Calculate the latent goal scores by summing up the random effects (subject_re = $u_i$, goal_re = $\epsilon_{ij}$) and fixed effects (treatment_fe = $b_{ij}$, and a negative control group response $b_0$ = -0.3):

gas_data <- gas_data %>%
  mutate(
    score_continuous = subject_re + goal_re +
      ifelse(group == "treatment", treatment_fe, -0.3)
  )

The distribution of continuous scores by treatment group:

gas_data %>%
  ggplot(aes(x = score_continuous, fill = group, color = group)) +
  geom_density(alpha = 0.5) +
  geom_rug()

Now to discretize the scores, we define the thresholds using the inverse cumulative normal distribution:

thresh <- create_thresholds(n_levels = 5, score_dist = "unif")
thresh

And apply to the continuous scores:

gas_data <- gas_data %>%
  mutate(
    score_discrete = discretize_from_thresholds(score_continuous, thresh)
  )
gas_data %>%
  ggplot(aes(x = score_discrete, fill = group)) +
  geom_bar(position = position_dodge())

It is helpful to run these functions step-by-step to understand the simulations, but it is not very efficient. The sim_trial() function does all of the steps in one function:

set.seed(12)

gas_data <- sim_trial(
  n_subjects = 40, sigma_u = sqrt(var_u),
  group_allocation = list("control" = 0.5, "treatment" = 0.5),
  random_allocation = FALSE,
  n_goals_range = c(1, 5), sigma_e = sqrt(var_e),
  delta = 0.3, mean_control_response = -0.3,
  n_levels = 5
)
glimpse(gas_data)

(Note that this function also returns goal_weights, all equal to 1, and subject-level summary tscores).

gas_data %>%
  ggplot(aes(x = score_discrete, fill = group)) +
  geom_bar(position = position_dodge())

A simple hypothesis test would be to compare the subject-level mean goal attainment $\bar{x}i = \frac{1}{n_i} \sum x{ij}$ in the two groups via a Welch's $t$-test (allowing for unequal variance):

gas_data_mean <- gas_data %>%
  group_by(subject_id, group) %>%
  summarise(
    mean_score_discrete = mean(score_discrete),
    .groups = "drop"
  )
t.test(
  mean_score_discrete ~ group,
  data = gas_data_mean,
  alternative = "two.sided", var.equal = FALSE
)

In this case, the difference was statistically significant at $\alpha = 0.05$.
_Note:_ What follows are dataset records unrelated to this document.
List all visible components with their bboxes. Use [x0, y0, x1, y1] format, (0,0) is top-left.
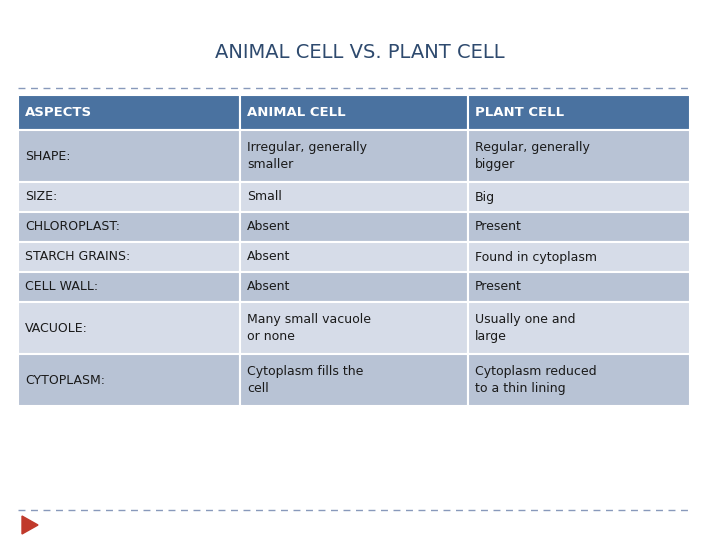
Bar [240, 130, 468, 182]
Text: Cytoplasm reduced
to a thin lining: Cytoplasm reduced to a thin lining [475, 365, 597, 395]
Text: Small: Small [247, 191, 282, 204]
Polygon shape [22, 516, 38, 534]
Text: SHAPE:: SHAPE: [25, 150, 71, 163]
Bar [240, 182, 468, 212]
Bar [240, 302, 468, 354]
Bar [18, 95, 240, 130]
Text: STARCH GRAINS:: STARCH GRAINS: [25, 251, 130, 264]
Bar [468, 272, 690, 302]
Text: Present: Present [475, 220, 522, 233]
Text: Absent: Absent [247, 251, 290, 264]
Bar [468, 242, 690, 272]
Bar [18, 242, 240, 272]
Text: Present: Present [475, 280, 522, 294]
Text: VACUOLE:: VACUOLE: [25, 321, 88, 334]
Text: Absent: Absent [247, 220, 290, 233]
Bar [240, 354, 468, 406]
Bar [18, 302, 240, 354]
Bar [18, 130, 240, 182]
Bar [18, 272, 240, 302]
Bar [240, 272, 468, 302]
Bar [240, 95, 468, 130]
Text: PLANT CELL: PLANT CELL [475, 106, 564, 119]
Bar [468, 130, 690, 182]
Text: Found in cytoplasm: Found in cytoplasm [475, 251, 597, 264]
Bar [468, 212, 690, 242]
Text: ANIMAL CELL VS. PLANT CELL: ANIMAL CELL VS. PLANT CELL [215, 43, 505, 62]
Text: ANIMAL CELL: ANIMAL CELL [247, 106, 346, 119]
Text: Irregular, generally
smaller: Irregular, generally smaller [247, 141, 367, 171]
Bar [468, 95, 690, 130]
Text: Usually one and
large: Usually one and large [475, 313, 575, 343]
Text: Regular, generally
bigger: Regular, generally bigger [475, 141, 590, 171]
Bar [18, 182, 240, 212]
Text: CYTOPLASM:: CYTOPLASM: [25, 374, 105, 387]
Text: Cytoplasm fills the
cell: Cytoplasm fills the cell [247, 365, 364, 395]
Bar [18, 354, 240, 406]
Text: ASPECTS: ASPECTS [25, 106, 92, 119]
Text: Many small vacuole
or none: Many small vacuole or none [247, 313, 371, 343]
Bar [240, 212, 468, 242]
Text: CHLOROPLAST:: CHLOROPLAST: [25, 220, 120, 233]
Text: Big: Big [475, 191, 495, 204]
Text: Absent: Absent [247, 280, 290, 294]
Text: CELL WALL:: CELL WALL: [25, 280, 98, 294]
Bar [240, 242, 468, 272]
Text: SIZE:: SIZE: [25, 191, 58, 204]
Bar [468, 354, 690, 406]
Bar [468, 182, 690, 212]
Bar [18, 212, 240, 242]
Bar [468, 302, 690, 354]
We can repeat this, say, 10000 times, run $t$-tests, and get the $p$ values:

set.seed(21)

gas_sims <-
  tibble(
    sim = 1:10000,
  ) %>%
  mutate(
    data = map(
      sim,
      ~sim_trial(
        n_subjects = 40, sigma_u = sqrt(var_u),
        group_allocation = list("control" = 0.5, "treatment" = 0.5),
        random_allocation = FALSE,
        n_goals_range = c(1, 5), sigma_e = sqrt(var_e),
        delta = 0.3, mean_control_response = -0.3,
        n_levels = 5
      ) %>%
        group_by(subject_id, group) %>%
        summarise(mean_score_discrete = mean(score_discrete),
                  .groups = "drop")
    )
  )
# Run t-tests on every simulation
gas_sims_ttest <- gas_sims %>%
  transmute(
    sim,
    ttest = map(
      data,
      ~t.test(mean_score_discrete ~ group,
              data = .,
              alternative = "two.sided", var.equal = FALSE)
    )
  ) %>%
  mutate(ttest = map(ttest, broom::tidy)) %>%
  unnest(ttest)

(This took about 8 minutes to run, for reference).

# readr::write_rds(
#   gas_sims_ttest,
#   here::here("inst", "extdata", "gas-sims-ttest.rds")
# )

# To save time while building the vignette, the results of the simulation
#  were saved separately
gas_sims_ttest <- readr::read_rds(
  system.file("extdata/gas-sims-ttest.rds", package = "gasr")
)

glimpse(gas_sims_ttest)

Count the $p$ values according to significance level $\alpha = 0.05$:

gas_sims_ttest %>% count(p.value < 0.05)

A total of r sum(gas_sims_ttest$p.value < 0.05) of these simulations (r scales::percent(mean(gas_sims_ttest$p.value < 0.05))) returned a $p$ value <0.05. And so the power to detect a significant treatment effect in this scenario is r scales::percent(mean(gas_sims_ttest$p.value < 0.05)) when using a $t$-test on per-subject means.